Sonntag, 13. Juni 2010

Sleep.Mode XV - Das Sleep.Mode-Syndrom

Früher war es für mich immer ein tolles Gefühl wenn ich unter der Dachschräge meines Zimmers lag und den Regentropfen zuhörte, wie sie auf die Scheibe prasselten. Als um etwa 2:00 Uhr nachts dieses gleichmäßige Schlagen der Tropfen einsetzte und Josie sich neben mir im Schlafsack ein bisschen bewegte, ihren Körper ein meinem striff und tief ausatmete, hatte ich für einen Moment diesen gesamten Scheiß vergessen.

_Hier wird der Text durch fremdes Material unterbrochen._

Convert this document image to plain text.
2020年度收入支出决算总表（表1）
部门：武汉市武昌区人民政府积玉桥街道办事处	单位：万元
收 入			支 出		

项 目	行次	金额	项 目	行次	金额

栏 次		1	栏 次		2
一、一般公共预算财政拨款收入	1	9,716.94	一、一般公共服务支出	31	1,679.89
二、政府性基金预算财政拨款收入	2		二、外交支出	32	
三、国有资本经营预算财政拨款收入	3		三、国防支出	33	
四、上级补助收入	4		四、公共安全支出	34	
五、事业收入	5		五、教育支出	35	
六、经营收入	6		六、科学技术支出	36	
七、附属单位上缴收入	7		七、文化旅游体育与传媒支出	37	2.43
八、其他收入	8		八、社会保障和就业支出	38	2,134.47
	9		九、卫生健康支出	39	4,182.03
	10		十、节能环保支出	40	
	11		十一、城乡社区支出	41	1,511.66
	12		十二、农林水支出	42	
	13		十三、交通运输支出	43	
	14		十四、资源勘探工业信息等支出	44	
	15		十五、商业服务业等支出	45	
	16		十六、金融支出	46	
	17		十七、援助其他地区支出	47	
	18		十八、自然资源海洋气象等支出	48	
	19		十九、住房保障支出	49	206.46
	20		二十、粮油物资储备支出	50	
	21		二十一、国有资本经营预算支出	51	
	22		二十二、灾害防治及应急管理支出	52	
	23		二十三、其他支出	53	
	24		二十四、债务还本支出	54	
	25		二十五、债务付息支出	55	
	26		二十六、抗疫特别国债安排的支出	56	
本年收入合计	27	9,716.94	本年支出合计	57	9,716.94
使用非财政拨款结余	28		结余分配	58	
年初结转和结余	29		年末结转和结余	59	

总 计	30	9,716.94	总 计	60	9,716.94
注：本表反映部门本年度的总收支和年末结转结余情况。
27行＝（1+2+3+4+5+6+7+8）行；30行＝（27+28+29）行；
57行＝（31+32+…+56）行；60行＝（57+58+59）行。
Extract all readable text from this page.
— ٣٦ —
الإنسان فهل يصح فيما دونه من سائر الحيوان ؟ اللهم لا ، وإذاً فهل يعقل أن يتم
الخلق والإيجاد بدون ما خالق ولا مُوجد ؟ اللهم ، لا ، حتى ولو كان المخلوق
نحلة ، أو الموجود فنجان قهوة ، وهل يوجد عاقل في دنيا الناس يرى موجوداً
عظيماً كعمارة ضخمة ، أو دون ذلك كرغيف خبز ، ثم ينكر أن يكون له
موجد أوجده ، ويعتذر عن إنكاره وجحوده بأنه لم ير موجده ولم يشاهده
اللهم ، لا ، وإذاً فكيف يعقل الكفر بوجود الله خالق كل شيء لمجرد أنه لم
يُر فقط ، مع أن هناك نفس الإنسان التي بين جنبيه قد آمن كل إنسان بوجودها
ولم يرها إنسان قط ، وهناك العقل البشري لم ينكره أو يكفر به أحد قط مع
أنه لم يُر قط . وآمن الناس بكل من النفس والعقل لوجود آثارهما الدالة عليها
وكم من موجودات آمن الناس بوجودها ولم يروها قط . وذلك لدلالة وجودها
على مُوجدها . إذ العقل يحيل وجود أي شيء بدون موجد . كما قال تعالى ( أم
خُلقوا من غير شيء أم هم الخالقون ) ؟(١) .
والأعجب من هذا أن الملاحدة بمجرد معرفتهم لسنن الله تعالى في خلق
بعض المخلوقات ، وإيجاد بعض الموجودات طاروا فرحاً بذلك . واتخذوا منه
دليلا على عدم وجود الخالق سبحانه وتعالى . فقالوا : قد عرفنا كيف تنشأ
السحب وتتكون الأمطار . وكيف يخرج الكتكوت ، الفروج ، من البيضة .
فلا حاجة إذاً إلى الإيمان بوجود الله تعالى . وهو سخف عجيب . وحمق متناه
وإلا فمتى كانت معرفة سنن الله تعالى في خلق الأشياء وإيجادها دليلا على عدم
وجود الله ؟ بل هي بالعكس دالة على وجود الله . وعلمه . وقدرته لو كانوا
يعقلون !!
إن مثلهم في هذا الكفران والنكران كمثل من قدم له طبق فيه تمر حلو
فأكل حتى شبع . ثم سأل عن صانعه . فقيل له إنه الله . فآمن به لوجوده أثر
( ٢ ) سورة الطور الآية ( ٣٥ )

Ich liege hinter ihr, mein linker Arm auf ihren Bauch gelegt und der rechte Arm weiß nicht wirklich, was er tun soll. Ich sah es schon immer als eine der bedeutenderen Fragen des Alltags an, was man denn mit dem anderen Arm macht. Wenn man ihn unter die Frau legt, ist das unbequem für sie und der Arm schläft irgendwann ein. Wenn man ihn über den Kopf nach oben legt oder unter sich selbst ist es das gleiche Spiel. Ich drehe mich von ihr weg und ziehe eine Kippe aus der Brusttasche meines Hemdes. Die Taschenuhr zeigt 2:47 Uhr. Mit etwa 3 Stunden Schlaf war ich eigentlich besser dabei, als die letzten Tage, zumal er erholsamer war, als zu den Zeiten auf dem ersten Dachboden. Ich richte mich auf und zünde die Zigarette an. Es regnet immer noch wie verrückt und die Luft auf dem Dachboden kühlt allmählich ab. Der muffige Geruch von nassem, alten Holz und staubigen Schulmaterial füllt diesen langgezogenen Raum vollkommen aus. Übermorgen finden wir Zoe. Ganz sicher.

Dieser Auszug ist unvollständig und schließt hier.